そのためにメーカーと協力して機材を開発し、ISSに滞在して撮影を行い、そのデータを超高精細な映像やプリントとして表現する研究を進めていく。「宇宙へ行ったら地球はこう見える」という視覚体験を、全人類に共有すること。それを自分のミッションにしようと決意したんです。

―― 6歳から宇宙飛行士を目指しながら挫折を味わい、次にクリエイティブディレクターとして宇宙CMを制作し、そこから自分が宇宙飛行士になる機会を得た。5年前、その夢も絶たれたかのように思われたけれども、今度は違う立場から宇宙を目指そうとしているわけですね。

そうです。幸いにして広告の仕事に携わる中で、技術的な制約も含めて前例のないビッグプロジェクトを計画し、実行する能力を養ってきました。そして宇宙飛行士としては、全試験に好成績で合格することによって、自分の能力を証明することができた。写真家の技量については今回の展覧会を見る方々に委ねますが、これら3つの点で、今やろうとしていることはまさしく自分にしかできないミッションだと確信しています。

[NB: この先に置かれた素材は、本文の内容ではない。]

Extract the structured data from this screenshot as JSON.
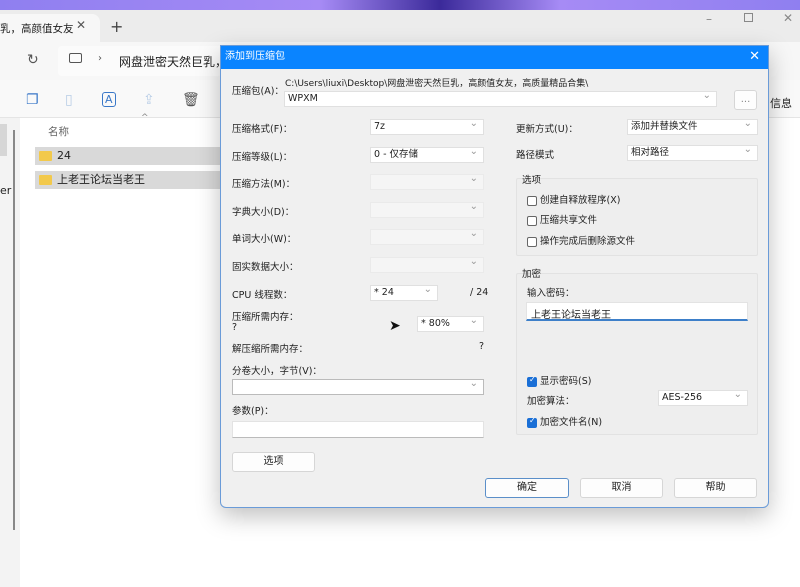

今地球上には、環境破壊や戦争、資源を巡る問題などが蔓延(はびこ)っています。でも、あらゆる人々が自分の目で地球の姿を前にしたなら、「この星を守らなければ」という意識が生まれるかもしれない。初めて海外から日本を見た時が“日本人”としての意識の芽生えになったように、宇宙から地球を見て初めて得られる“地球人としての意識”があると思う。「宇宙飛行士になりたい」という想いは僕個人の夢に過ぎないけれど、宇宙から見た地球の姿を体験したい人はそれこそ限りなくいるでしょう。だから今回の写真展を“告白”のきっかけとして各地で開催し、このビジョンを世界中の企業や組織にプレゼンしていきたい。それが、宇宙飛行士になるという夢を失いながら新たに見つけることができた、僕の“新しい夢”ということです。

訓練中に訪れたバイコヌール宇宙基地にて、打ち上げを待つソユーズロケット。この時の打ち上げにはフライトエンジニアとして日本人宇宙飛行士の油井亀美也が搭乗していた。